France has deployed 4,000 troops in Paris; another 6,000 beyond. Bavarian Premier Horst Seehofer has called for similar measures in Germany.
But it seems even 100,000 troops could not guard against these random attacks.
The answer, to Sarkozy and others on the right, is internment without trial for anyone suspected of jihadist sympathies. It would be a dramatic departure from the cherished tradition of due process, but according to recent polls conducted for Le Figaro, such a move has the support of at least three-quarters of French citizens.
Is EU migration really linked to escalating terror?

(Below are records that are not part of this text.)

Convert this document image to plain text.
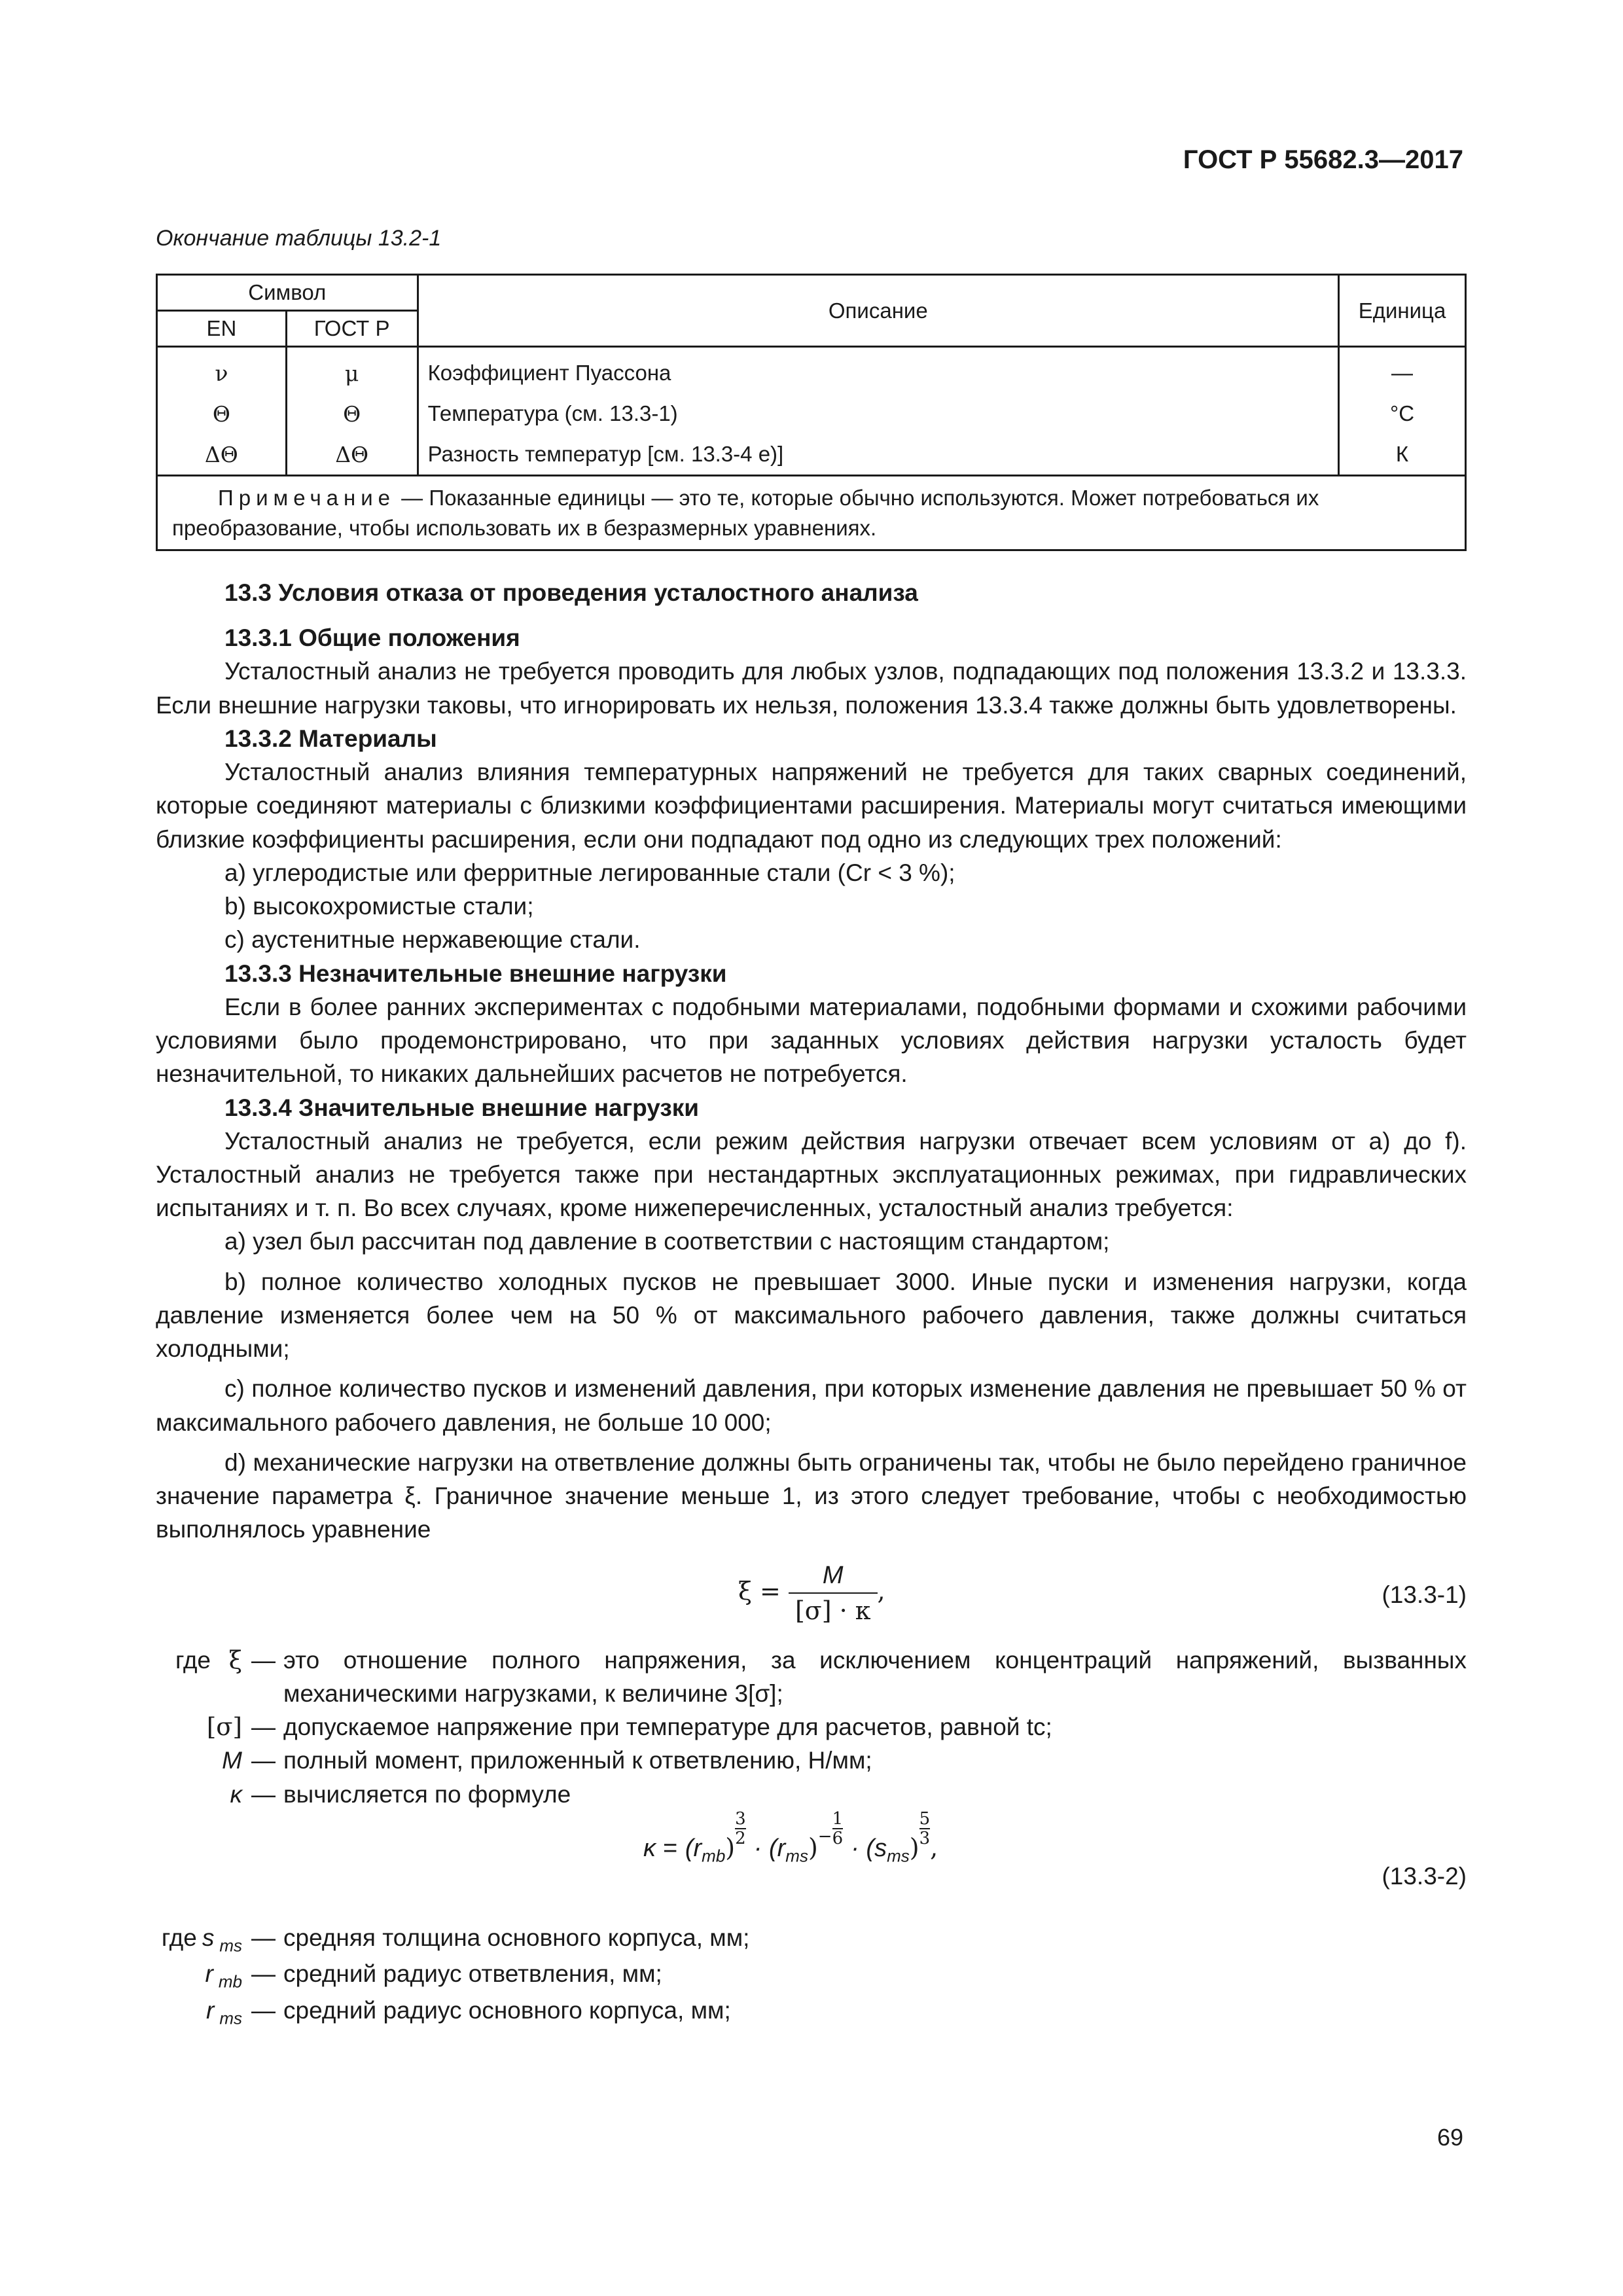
ГОСТ Р 55682.3—2017
Окончание таблицы 13.2-1
Символ		Описание	Единица
EN	ГОСТ Р		
ν	μ	Коэффициент Пуассона	—
Θ	Θ	Температура (см. 13.3-1)	°C
ΔΘ	ΔΘ	Разность температур [см. 13.3-4 е)]	К
Примечание — Показанные единицы — это те, которые обычно используются. Может потребоваться их преобразование, чтобы использовать их в безразмерных уравнениях.			

13.3 Условия отказа от проведения усталостного анализа

13.3.1 Общие положения

Усталостный анализ не требуется проводить для любых узлов, подпадающих под положения 13.3.2 и 13.3.3. Если внешние нагрузки таковы, что игнорировать их нельзя, положения 13.3.4 также должны быть удовлетворены.

13.3.2 Материалы

Усталостный анализ влияния температурных напряжений не требуется для таких сварных соединений, которые соединяют материалы с близкими коэффициентами расширения. Материалы могут считаться имеющими близкие коэффициенты расширения, если они подпадают под одно из следующих трех положений:

a) углеродистые или ферритные легированные стали (Cr < 3 %);

b) высокохромистые стали;

c) аустенитные нержавеющие стали.

13.3.3 Незначительные внешние нагрузки

Если в более ранних экспериментах с подобными материалами, подобными формами и схожими рабочими условиями было продемонстрировано, что при заданных условиях действия нагрузки усталость будет незначительной, то никаких дальнейших расчетов не потребуется.

13.3.4 Значительные внешние нагрузки

Усталостный анализ не требуется, если режим действия нагрузки отвечает всем условиям от a) до f). Усталостный анализ не требуется также при нестандартных эксплуатационных режимах, при гидравлических испытаниях и т. п. Во всех случаях, кроме нижеперечисленных, усталостный анализ требуется:

a) узел был рассчитан под давление в соответствии с настоящим стандартом;

b) полное количество холодных пусков не превышает 3000. Иные пуски и изменения нагрузки, когда давление изменяется более чем на 50 % от максимального рабочего давления, также должны считаться холодными;

c) полное количество пусков и изменений давления, при которых изменение давления не превышает 50 % от максимального рабочего давления, не больше 10 000;

d) механические нагрузки на ответвление должны быть ограничены так, чтобы не было перейдено граничное значение параметра ξ. Граничное значение меньше 1, из этого следует требование, чтобы с необходимостью выполнялось уравнение

$\xi = \frac{M}{[\sigma] \cdot \kappa}$ ,	(13.3-1)
где ξ — это отношение полного напряжения, за исключением концентраций напряжений, вызванных механическими нагрузками, к величине 3[σ];
[σ] — допускаемое напряжение при температуре для расчетов, равной tc;
M — полный момент, приложенный к ответвлению, Н/мм;
κ — вычисляется по формуле
$\kappa = (r_{mb}) \frac{3}{2} \cdot (r_{ms})^- \frac{1}{6} \cdot (s_{ms}) \frac{5}{3}$ ,
(13.3-2)
где s $_{ms}$ — средняя толщина основного корпуса, мм;
r $_{mb}$ — средний радиус ответвления, мм;
r $_{ms}$ — средний радиус основного корпуса, мм;
69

The outbreak of terror attacks in Northern Europe has also translated into growing hostility toward migration. German Interior Minister Thomas de Maziere pointed out that none of the recent attacks in Germany had been carried out by refugees who arrived last year. Nor was the attack in France. But that has not changed a perception among some that the tide of mass migration will end badly. The far-right Alternative fuer Deutschland party is polling at some 20% in Chancellor Angela Merkel’s home state of Mecklenburg ahead of state elections in September.
Merkel has again insisted that “we can manage” the influx and integrate refugees into German society. A year ago her decision not to send would-be migrants back to their first point of entry into Europe led tens of thousands – from Syria, Iraq and elsewhere – to head for Germany. The slogan “Refugees Welcome” was on banners at city halls and football matches across Germany. It was a remarkable display of generosity toward those fleeing violence and persecution.

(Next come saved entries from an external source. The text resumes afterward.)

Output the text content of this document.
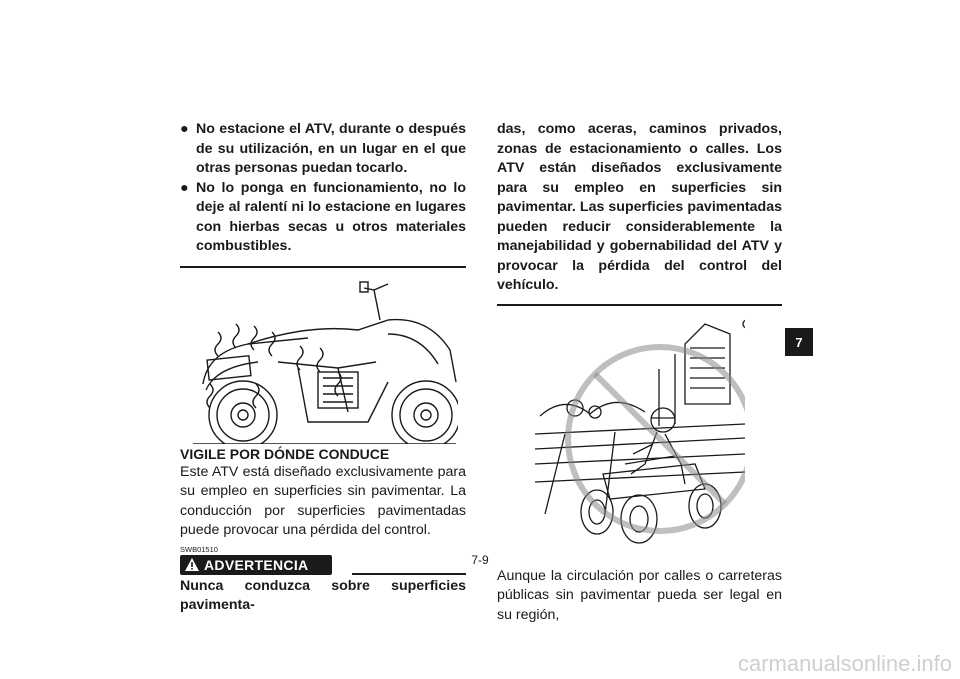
● No estacione el ATV, durante o después de su utilización, en un lugar en el que otras personas puedan tocarlo.
● No lo ponga en funcionamiento, no lo deje al ralentí ni lo estacione en lugares con hierbas secas u otros materiales combustibles.
VIGILE POR DÓNDE CONDUCE
Este ATV está diseñado exclusivamente para su empleo en superficies sin pavimentar. La conducción por superficies pavimentadas puede provocar una pérdida del control.
SWB01510
ADVERTENCIA
Nunca conduzca sobre superficies pavimenta-
das, como aceras, caminos privados, zonas de estacionamiento o calles. Los ATV están diseñados exclusivamente para su empleo en superficies sin pavimentar. Las superficies pavimentadas pueden reducir considerablemente la manejabilidad y gobernabilidad del ATV y provocar la pérdida del control del vehículo.
Aunque la circulación por calles o carreteras públicas sin pavimentar pueda ser legal en su región,
7-9
7
carmanualsonline.info
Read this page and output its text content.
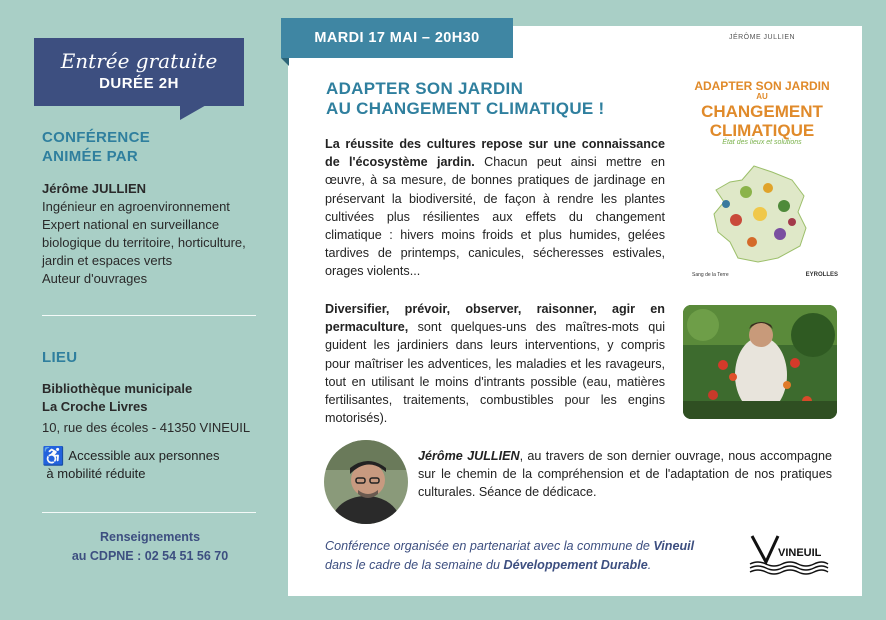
Entrée gratuite
DURÉE 2H
CONFÉRENCE
ANIMÉE PAR
Jérôme JULLIEN
Ingénieur en agroenvironnement
Expert national en surveillance
biologique du territoire, horticulture,
jardin et espaces verts
Auteur d'ouvrages
LIEU
Bibliothèque municipale
La Croche Livres
10, rue des écoles - 41350 VINEUIL
♿ Accessible aux personnes
à mobilité réduite
Renseignements
au CDPNE : 02 54 51 56 70
MARDI 17 MAI – 20H30
ADAPTER SON JARDIN
AU CHANGEMENT CLIMATIQUE !
La réussite des cultures repose sur une connaissance de l'écosystème jardin. Chacun peut ainsi mettre en œuvre, à sa mesure, de bonnes pratiques de jardinage en préservant la biodiversité, de façon à rendre les plantes cultivées plus résilientes aux effets du changement climatique : hivers moins froids et plus humides, gelées tardives de printemps, canicules, sécheresses estivales, orages violents...
Diversifier, prévoir, observer, raisonner, agir en permaculture, sont quelques-uns des maîtres-mots qui guident les jardiniers dans leurs interventions, y compris pour maîtriser les adventices, les maladies et les ravageurs, tout en utilisant le moins d'intrants possible (eau, matières fertilisantes, traitements, combustibles pour les engins motorisés).
Jérôme JULLIEN, au travers de son dernier ouvrage, nous accompagne sur le chemin de la compréhension et de l'adaptation de nos pratiques culturales. Séance de dédicace.
Conférence organisée en partenariat avec la commune de Vineuil
dans le cadre de la semaine du Développement Durable.
JÉRÔME JULLIEN
ADAPTER SON JARDIN
AU
CHANGEMENT
CLIMATIQUE
État des lieux et solutions
Sang de la Terre	EYROLLES
VINEUIL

But the welcome has worn thin. Merkel is on the defensive. She – like French President François Hollande – must face the voters next year if she wants another term. Some within her own coalition now cry “We told you so” – among them Bavarian Premier Seehofer.

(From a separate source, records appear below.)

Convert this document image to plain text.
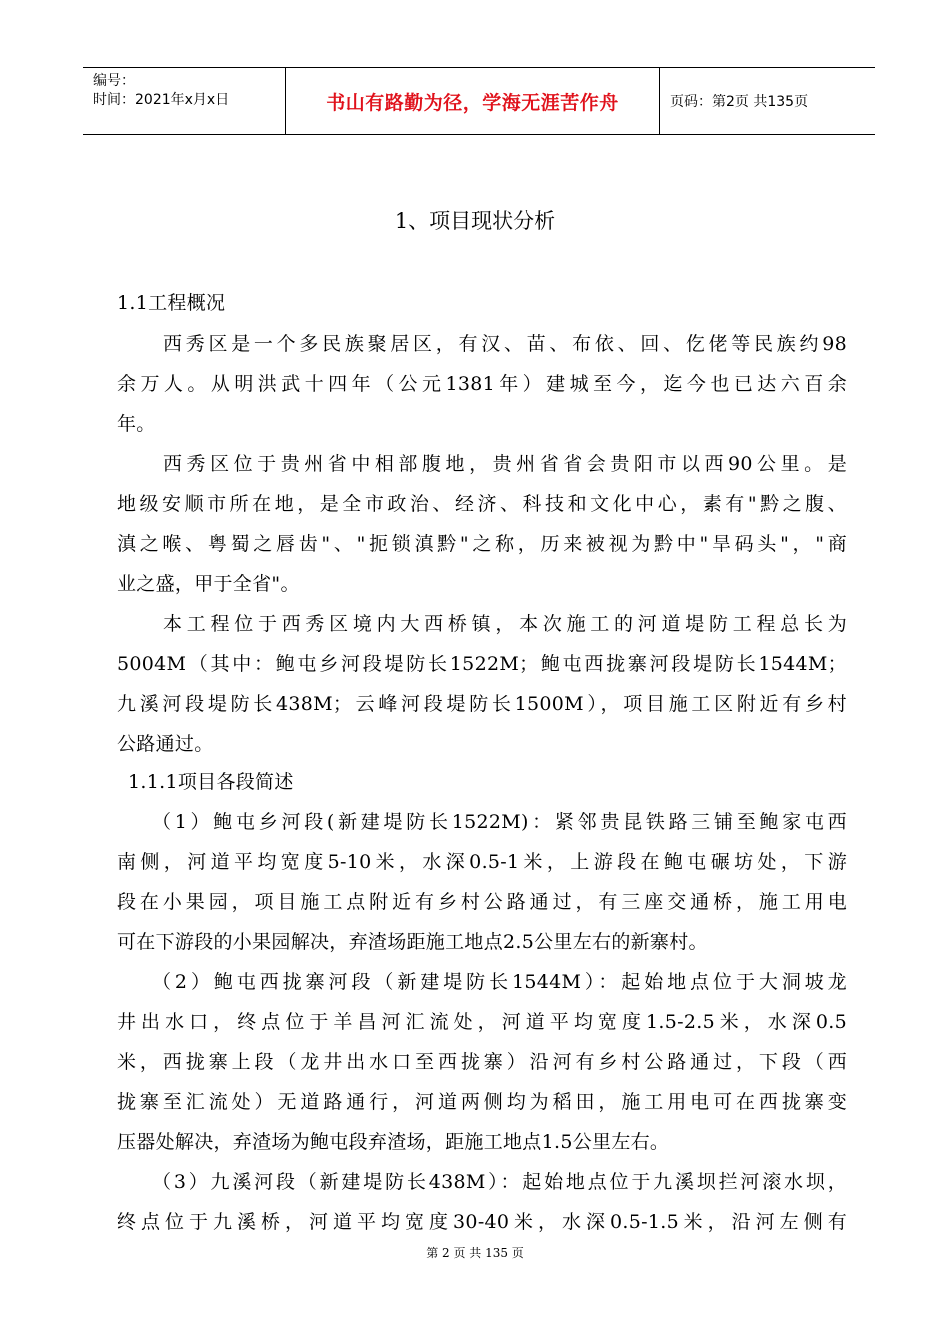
编号：
时间：2021年x月x日	书山有路勤为径，学海无涯苦作舟	页码：第2页 共135页
1、项目现状分析
1.1工程概况
西秀区是一个多民族聚居区，有汉、苗、布依、回、仡佬等民族约98
余万人。从明洪武十四年（公元1381年）建城至今，迄今也已达六百余
年。
西秀区位于贵州省中相部腹地，贵州省省会贵阳市以西90公里。是
地级安顺市所在地，是全市政治、经济、科技和文化中心，素有"黔之腹、
滇之喉、粤蜀之唇齿"、"扼锁滇黔"之称，历来被视为黔中"旱码头"，"商
业之盛，甲于全省"。
本工程位于西秀区境内大西桥镇，本次施工的河道堤防工程总长为
5004M（其中：鲍屯乡河段堤防长1522M；鲍屯西拢寨河段堤防长1544M；
九溪河段堤防长438M；云峰河段堤防长1500M），项目施工区附近有乡村
公路通过。
1.1.1项目各段简述
（1）鲍屯乡河段(新建堤防长1522M)：紧邻贵昆铁路三铺至鲍家屯西
南侧，河道平均宽度5-10米，水深0.5-1米，上游段在鲍屯碾坊处，下游
段在小果园，项目施工点附近有乡村公路通过，有三座交通桥，施工用电
可在下游段的小果园解决，弃渣场距施工地点2.5公里左右的新寨村。
（2）鲍屯西拢寨河段（新建堤防长1544M）：起始地点位于大洞坡龙
井出水口，终点位于羊昌河汇流处，河道平均宽度1.5-2.5米，水深0.5
米，西拢寨上段（龙井出水口至西拢寨）沿河有乡村公路通过，下段（西
拢寨至汇流处）无道路通行，河道两侧均为稻田，施工用电可在西拢寨变
压器处解决，弃渣场为鲍屯段弃渣场，距施工地点1.5公里左右。
（3）九溪河段（新建堤防长438M）：起始地点位于九溪坝拦河滚水坝，
终点位于九溪桥，河道平均宽度30-40米，水深0.5-1.5米，沿河左侧有
第 2 页 共 135 页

Merkel has promised more decisive action to deport those whose requests fail and better detection of those becoming radicalized.
But the scale of the problem is enormous. According to German government statistics from March, about 400,000 asylum applications were still being processed. But half of those whose requests had been rejected – nearly 170,000 people – were still in Germany, among them Daleel Mohammad.
And sociologist Armin Nassehi, who examines migration issues at Ludwig Maximilian University in Munich, says many young male migrants are more vulnerable than most to manipulation or emotional instability.
“The central problem is that refugees have much more complicated life situations. They are people with traumatic experiences on the one hand and not knowing what will happen them to the future on the other,” he told CNN.
Hard choices ahead
The core of the issue is this: how much is Europe prepared to compromise its way of life – the freedoms and rights taken for granted for generations – to do battle with random terrorism? How many public places become fortresses? How many events are canceled (as the French interior minister has recommended) if adequate security cannot be guaranteed? How much must be spent on the militarization of policing? And how many powers of arrest and detention should a government possess without reference to the courts? The state of emergency in France declared last November is set to run another three months at least.
As she visited the site of a makeshift memorial outside city hall in Saint-Étienne-du-Rouvray on Wednesday, 23-year-old Meggy Simane paused for thought.
“It’s a problem for everyone,” she said, “the gay community amongst us, the Jewish communities, all walks of life. We are all different with our own cultures but at the same time we are all the same.”
A 19-year old who lived just a few streets away from Meggy thought very differently.